Author Eva's book charts history of the Fenian movement

Eva O’Cathaoir
Eva O’Cathaoir

Mary Fogarty

Bray historian Eva O'Cathaoir recently launched her book 'Soldiers of Liberty, A Study of Fenianism, 1858-1908', at the Royal Irish Academy in Dublin.

The work is a history of the Fenian movement in Ireland, Britain, America and Australia, with 1,000 mini-biographies of Irish participants.

Eva has spent most of her life in Bray. She is a contributor to the Book of Bray and the official Wicklow County History, and an expert on the Wicklow workhouses and the famine. As a member of the Old Bray Society, she has lectured all over the county.

'Soldiers of Liberty' tells the story of the Fenian movement, which was founded by James Stephens, John O'Mahony and Michael Doheny in Dublin and New York in 1858. A group of survivors of the Rising of 1848 refused to accept that defeat as final and, reacting against the horrors of the Great Famine and ongoing emigration, worked to gain Irish independence.

The Fenian movement was active throughout Ireland, Britain, North America and Australia. The Rising of 1867 skirted Bray, when Capt Patrick Lennon took Stepaside and Glencullen RIC Barracks and halted at the Old Connaught, as Bray Barracks had been heavily barricaded. Despite these two successes, the initial Fenian Rising was a failure, but the movement managed to survive and initiated the insurrection of 1916.

Based on archival research mainly for Munster, this book contains mini biographies of more than 1,000 Fenians, including John Kelly of Tralee, who was actually a native of Bantry. He was detained alongside his brother during the 1860s, but continued his political commitment as a Land League and also a National League organiser. Frequent arrests by Dublin Castle ruined his drapery business in Tralee and, finally, his health.

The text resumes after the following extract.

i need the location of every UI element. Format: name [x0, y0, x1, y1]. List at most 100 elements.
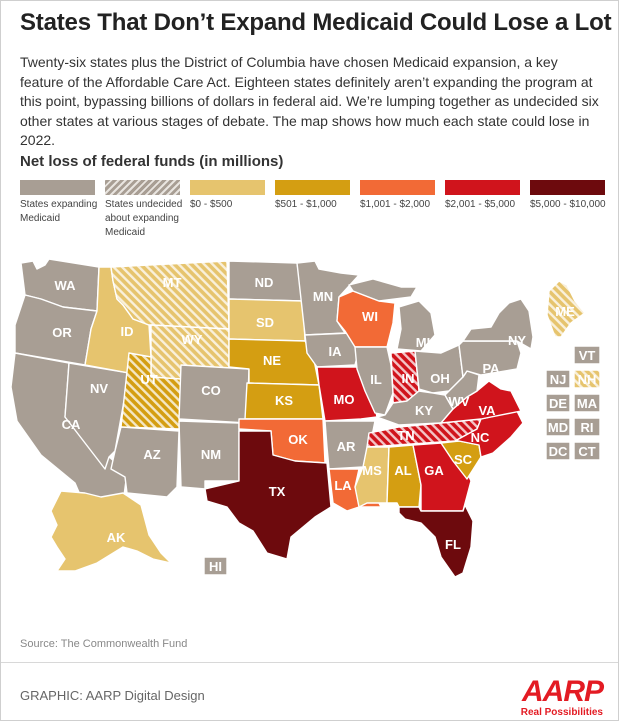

This resulted in a Bray and James Joyce link, as John Stanislaus Joyce of Martello Terrace, Bray, and father of the future author of Ulysses, invited Kelly to recuperate in his pleasant home. John Stanislaus Joyce himself had been on the Fenian fringes in his youth in Cork. Both admired Charles Stewart Parnell, to whom Kelly was close. Young James Joyce watched his elders and didn't miss a turn. In A Portrait of the Artist as a Young Man, John Kelly features as 'Mr Casey' in the famous Christmas dinner scene, denouncing the interference of the Catholic Church in politics.

Kelly also stayed in Brennan's Terrace, Bray, and was watched by the police. He died of tuberculosis in April 1896.

The launch was attended by Dr Martin Mansergh, actor Stephen Rea, Dr Cormac O Grada, who gave the keynote address, Dr Gerard Lyne, formerly of the National Library, Aengus O Snodaigh TD, Padraig Snodaigh and local notables Michael Kelleher, just retired from Bray Library, Cllr Brendan Thornhill and Malachai Duddy.